Auf Sorgen eingegangen

Bundespräsident Didier Burkhalter ging in seiner Ansprache auf die Sorgen der Tessiner ein. "Der Bundesrat ist sich bewusst, dass diese Situation auch mit Herausforderungen verbunden ist", sagte er. Eine enge Zusammenarbeit in der Grenzregion sei deshalb notwendig. Konstruktive Vorschläge dafür würden auf dem Tisch liegen.

Neben Burkhalter nahm auch Finanzministerin Eveline Widmer-Schlumpf an den offiziellen Gesprächen mit der italienischen Delegation teil. Sie habe sich erfreut darüber gezeigt, dass es in den Verhandlungen in finanz- und steuerpolitischen Dossiers Fortschritte gebe, sodass diese zu einem baldigen Abschluss gebracht werden könnten, teilte das Eidg. Departement für auswärtige Angelegenheiten (EDA) nach dem Ende der Gespräche mit.
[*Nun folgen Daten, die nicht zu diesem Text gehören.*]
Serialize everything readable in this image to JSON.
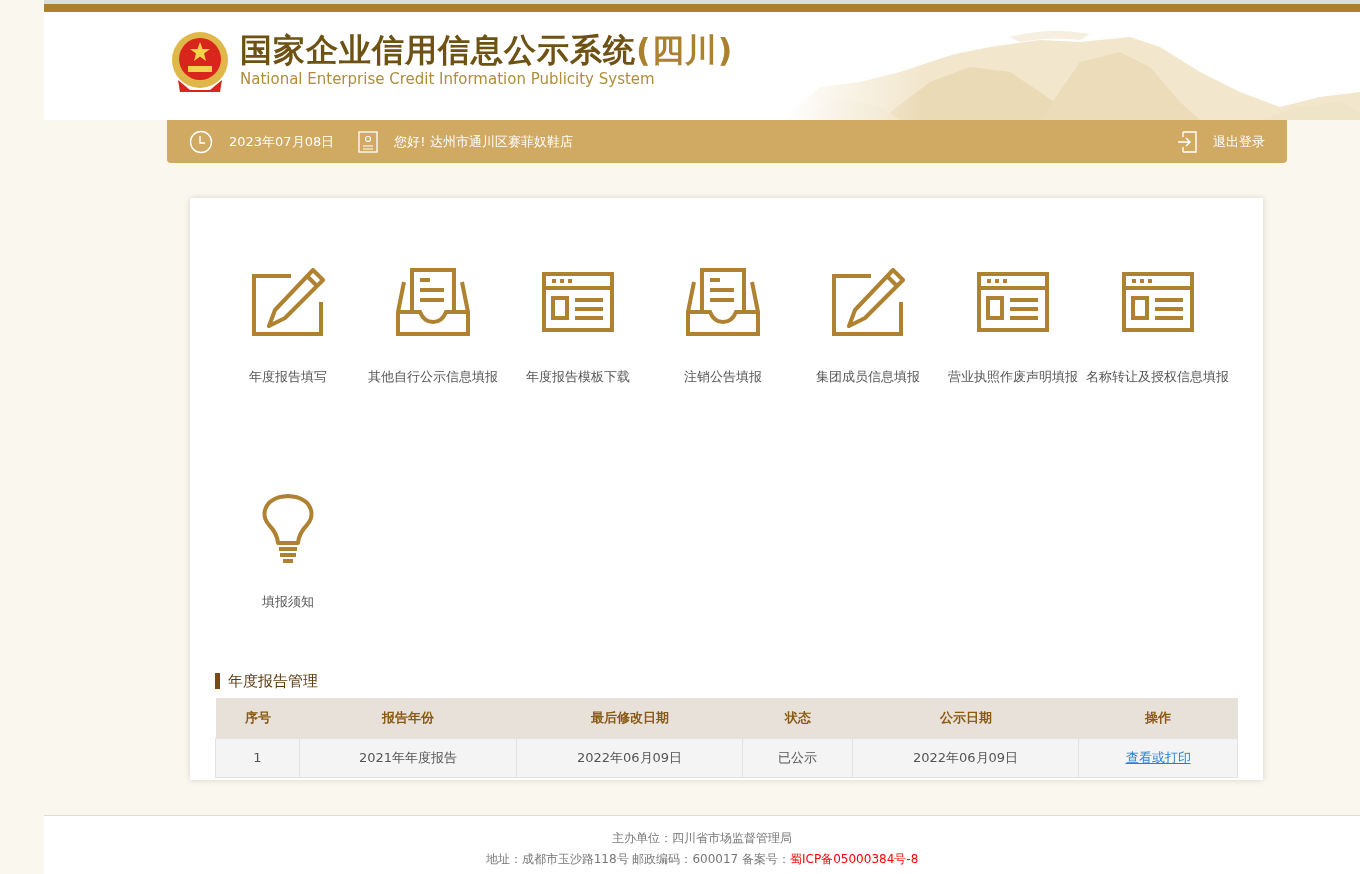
{
  "header": {
    "title": "国家企业信用信息公示系统",
    "region": "(四川)",
    "subtitle": "National Enterprise Credit Information Publicity System"
  },
  "info_bar": {
    "date": "2023年07月08日",
    "greeting": "您好! 达州市通川区赛菲奴鞋店",
    "logout": "退出登录"
  },
  "functions": [
    {
      "label": "年度报告填写",
      "kind": "edit"
    },
    {
      "label": "其他自行公示信息填报",
      "kind": "tray"
    },
    {
      "label": "年度报告模板下载",
      "kind": "window"
    },
    {
      "label": "注销公告填报",
      "kind": "tray"
    },
    {
      "label": "集团成员信息填报",
      "kind": "edit"
    },
    {
      "label": "营业执照作废声明填报",
      "kind": "window"
    },
    {
      "label": "名称转让及授权信息填报",
      "kind": "window"
    },
    {
      "label": "填报须知",
      "kind": "bulb"
    }
  ],
  "report_section": {
    "title": "年度报告管理",
    "table": {
      "columns": [
        "序号",
        "报告年份",
        "最后修改日期",
        "状态",
        "公示日期",
        "操作"
      ],
      "rows": [
        {
          "cells": [
            "1",
            "2021年年度报告",
            "2022年06月09日",
            "已公示",
            "2022年06月09日"
          ],
          "action": "查看或打印"
        }
      ]
    }
  },
  "footer": {
    "sponsor": "主办单位：四川省市场监督管理局",
    "address": "地址：成都市玉沙路118号 邮政编码：600017 备案号：",
    "icp": "蜀ICP备05000384号-8"
  }
}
Von Schweizer Seite nahmen ausserdem Verkehrs- und Umweltministerin Doris Leuthard sowie Wirtschafts- und Bildungsminister Johann Schneider-Ammann an den Gesprächen teil. Beim vorgängigen Empfang von Napolitano und dessen Frau auf dem Berner Münsterplatz war der Gesamtbundesrat anwesend.

Am Mittwoch, dem zweiten Tag des Staatsbesuchs, werden die beiden Delegationen ins Tessin reisen und dort die Universität in Lugano besuchen.